At Umaru's request, one of the first things I did, even before the end of his first week in my home, was to go and meet Paul, Albino and Daniel. All three are adults who have families in Guinea-Bissau. Daniel, whose English is good, led the conversation, and even though it was just polite small talk, as is usual among people who don't know each other, it was obvious to me that they were checking me out, examining me to see whether their kid was in good hands. These are people who are neither from the same family nor the same tribe as Umaru, and who have no commitment to him, but who nevertheless consider him a son. For me that was a moving discovery. We are still in touch with them and call them "the family."

The first days were filled with small misunderstandings, most of them amusing. I remember that I started to worry when he went to take a shower on the first day and didn't emerge for a long time. Maybe there was no hot water? Maybe the drainpipe was overflowing and he was ashamed to say anything? I remembered Naim, the Arab youth in A.B. Yehoshua's novel "The Lover," who sat on the edge of the bathtub in the home of his Jewish hosts, wearing red silk pajamas and ashamed to come out. When Umaru finally did emerge from the shower, it turned out that he was not ashamed at all; on the contrary, he had simply enjoyed taking a long shower and then grooming himself.

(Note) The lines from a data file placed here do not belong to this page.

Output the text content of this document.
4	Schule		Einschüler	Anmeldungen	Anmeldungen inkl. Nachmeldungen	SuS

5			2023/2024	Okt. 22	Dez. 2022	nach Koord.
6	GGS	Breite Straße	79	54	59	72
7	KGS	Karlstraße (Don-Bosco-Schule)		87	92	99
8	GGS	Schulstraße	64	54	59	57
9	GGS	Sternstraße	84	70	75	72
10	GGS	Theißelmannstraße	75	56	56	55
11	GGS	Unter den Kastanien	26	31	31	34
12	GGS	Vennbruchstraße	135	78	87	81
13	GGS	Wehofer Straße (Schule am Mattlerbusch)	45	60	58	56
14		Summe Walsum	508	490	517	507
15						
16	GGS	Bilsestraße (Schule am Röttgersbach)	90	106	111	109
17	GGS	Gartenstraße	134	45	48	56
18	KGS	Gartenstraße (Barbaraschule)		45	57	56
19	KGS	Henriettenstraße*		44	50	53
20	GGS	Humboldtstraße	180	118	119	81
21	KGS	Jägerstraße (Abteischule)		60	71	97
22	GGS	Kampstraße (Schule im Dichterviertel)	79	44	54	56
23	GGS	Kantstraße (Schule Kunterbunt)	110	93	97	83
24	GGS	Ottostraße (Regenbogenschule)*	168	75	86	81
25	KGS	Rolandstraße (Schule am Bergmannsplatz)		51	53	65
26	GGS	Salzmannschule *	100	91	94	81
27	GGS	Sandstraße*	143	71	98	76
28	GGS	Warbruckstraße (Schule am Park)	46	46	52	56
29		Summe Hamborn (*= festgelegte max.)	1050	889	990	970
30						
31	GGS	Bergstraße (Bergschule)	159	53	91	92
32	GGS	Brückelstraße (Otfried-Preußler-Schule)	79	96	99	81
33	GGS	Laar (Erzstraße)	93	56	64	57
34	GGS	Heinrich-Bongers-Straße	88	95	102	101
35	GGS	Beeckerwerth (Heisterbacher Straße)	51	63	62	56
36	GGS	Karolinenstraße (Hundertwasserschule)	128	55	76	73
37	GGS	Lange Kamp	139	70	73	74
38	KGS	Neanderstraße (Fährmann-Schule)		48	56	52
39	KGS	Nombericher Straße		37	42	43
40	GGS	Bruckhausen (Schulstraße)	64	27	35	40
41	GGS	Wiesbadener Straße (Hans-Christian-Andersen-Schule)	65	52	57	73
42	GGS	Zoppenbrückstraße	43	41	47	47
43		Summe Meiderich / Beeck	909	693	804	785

In short order he became the pampered kid of the family. The one for whom one always cooks the food he likes (rice) and who is taken into consideration when deciding what to watch on television and whose friends - African refugees and migrant laborers - are invited over. I learned a great deal since his arrival in mid-February, and so did he: computer courses, a course to improve his English, and he also learned some Hebrew. One of the first things he did, even before going to sleep on his first day in my home, was to write in his diary. The material he has accumulated there will likely serve him as the basis for his autobiography, which I have no doubt that he will write one day.

Sometimes I am curious to see what he is writing about me and my family, and he promises, with African politeness, that "maybe sometime" he will show me. After the time period granted by the Custody Court expired, Judge Liberti extended it by two and a half months, until the end of December. Until then Umaru is supposed to obtain a passport and leave the country. He wants to get a passport because he does not intend to remain here and work illegally. But things are not so simple. His connection with his parents was severed even before he came to Israel - they left their home and moved to another city - and his efforts to obtain a passport depend on a friend. If he doesn't meet the deadline or get another extension, he is liable to find himself an illegal against his will and face the danger of arrest.

He also needs a passport if he wants to go on studying, and there is nothing he wants more. He is corresponding with universities and colleges around the world in the desperate hope that someone somewhere will be impressed by his desire and ability to learn and admit him, irrespective of his formal education. I imagine that the farewell from him will be the saddest I have experienced so far, but nevertheless I will be happy to see him leave in order to study and build his future.